Почему они медлят? Я открыла глаза и поняла: спасители ошиблись, вместо меня взяли четвертую попутчицу. Хотела позвать их, крикнуть, но как назло на меня снова напал неудержимый кашель. Сквозь пелену боли, сотрясающей ребра, я различила контуры ее тела, накрытого чем-то белым, вроде простыни. Прежде чем высокие носилки стронулись с места и уплыли, я заметила чью-то руку, приподнявшую угол простыни. В следующее мгновение действующие лица, занятые в этой сцене, исчезли.
Все, кроме одного.
В просвете, свободном от носилок, темнела фигура почтовика. Продолжая прикидываться проводником, он сидел на полу, зажав между коленями емкость для кулера, и ковырял пробку, пытаясь ее вскрыть. В перерывах между попытками он бросал на меня косые взгляды, но теперь не испытующие, а лукавые – из-под густых, сведенных к плоской переносице бровей. С явным намеком, что все прекрасно понял, раскусил мои нехитрые ухищрения – и что на этом история не заканчивается; но рано или поздно закончится. И ему даже известно – чем.
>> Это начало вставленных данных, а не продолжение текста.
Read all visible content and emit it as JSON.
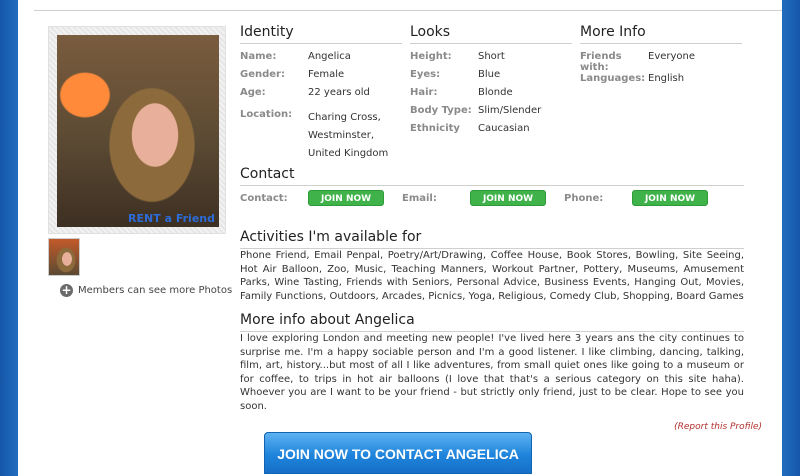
{
  "photo": {
    "watermark": "RENT a Friend",
    "more_photos": "Members can see more Photos"
  },
  "identity": {
    "title": "Identity",
    "name_label": "Name:",
    "name": "Angelica",
    "gender_label": "Gender:",
    "gender": "Female",
    "age_label": "Age:",
    "age": "22 years old",
    "location_label": "Location:",
    "location_lines": [
      "Charing Cross,",
      "Westminster,",
      "United Kingdom"
    ]
  },
  "looks": {
    "title": "Looks",
    "height_label": "Height:",
    "height": "Short",
    "eyes_label": "Eyes:",
    "eyes": "Blue",
    "hair_label": "Hair:",
    "hair": "Blonde",
    "body_label": "Body Type:",
    "body": "Slim/Slender",
    "ethnicity_label": "Ethnicity",
    "ethnicity": "Caucasian"
  },
  "more_info": {
    "title": "More Info",
    "friends_label": "Friends with:",
    "friends": "Everyone",
    "languages_label": "Languages:",
    "languages": "English"
  },
  "contact": {
    "title": "Contact",
    "contact_label": "Contact:",
    "email_label": "Email:",
    "phone_label": "Phone:",
    "join_label": "JOIN NOW"
  },
  "activities": {
    "title": "Activities I'm available for",
    "text": "Phone Friend, Email Penpal, Poetry/Art/Drawing, Coffee House, Book Stores, Bowling, Site Seeing, Hot Air Balloon, Zoo, Music, Teaching Manners, Workout Partner, Pottery, Museums, Amusement Parks, Wine Tasting, Friends with Seniors, Personal Advice, Business Events, Hanging Out, Movies, Family Functions, Outdoors, Arcades, Picnics, Yoga, Religious, Comedy Club, Shopping, Board Games"
  },
  "about": {
    "title": "More info about Angelica",
    "text": "I love exploring London and meeting new people! I've lived here 3 years ans the city continues to surprise me. I'm a happy sociable person and I'm a good listener. I like climbing, dancing, talking, film, art, history...but most of all I like adventures, from small quiet ones like going to a museum or for coffee, to trips in hot air balloons (I love that that's a serious category on this site haha). Whoever you are I want to be your friend - but strictly only friend, just to be clear. Hope to see you soon."
  },
  "report_link": "(Report this Profile)",
  "cta_button": "JOIN NOW TO CONTACT ANGELICA"
}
Я проснулась от долгого, назойливого звонка. Не открывая глаз, напряженно вслушиваясь, я пыталась понять, откуда он доносится – странный, не похожий ни на верещание механического будильника (да я его и не заводила), ни на нежную мелодию электронного, встроенного в лежащий на тумбочке смартфон.
Меня обступали картины сна. Четкие, будто явь, куда я мгновение назад вернулась, – всего лишь частный случай иллюзорного мира, краткий миг между наваждениями; в сущности, такая же греза, как всякий ночной кошмар. Пока моя рука тянулась к выключателю, я пребывала в уверенности, что и при свете электрической лампочки увижу кряжистую фигуру, кустистые брови, короткие пальцы, колдующие над пробкой, – меня это даже радовало: разве не он – своими лукавыми косыми взглядами – убедил меня в том, что на его счет у меня припасен какой-то хитрый план. Убедил, разбудив мое дремлющее любопытство: мне не терпелось узнать, чем закончится наше с ним противостояние, в которое он, быть может, сам того не желая, втянул две сильные, под стать ему, фигуры – епископа и рыцаря. Тем самым придав диковинному действу черты средневековой мистерии, где нет пространства для импровизаций: ступая на эти скрипучие подмостки, каждый участник представления исполняет строго отведенную ему роль.
То, что первый акт выглядел – по крайней мере, на мой взгляд – сущим абсурдом, чередой несообразностей, ровно ничего не меняло. Тем более что второй акт этой – столь же странной, сколь и опасной – пьесы уже начался. И тоже со звонка.
Вы скажете, таков обычай, театральная рутина. Но что-то мне подсказывало: здесь-то собака и зарыта; и прежде чем действо продолжится, я должна ее отрыть. Собрать разбегающиеся мысли, вернее, их летающие по комнате обрывки – подручный материал, из которого, быть может, не сразу, а со временем, сложится какая-никакая картина.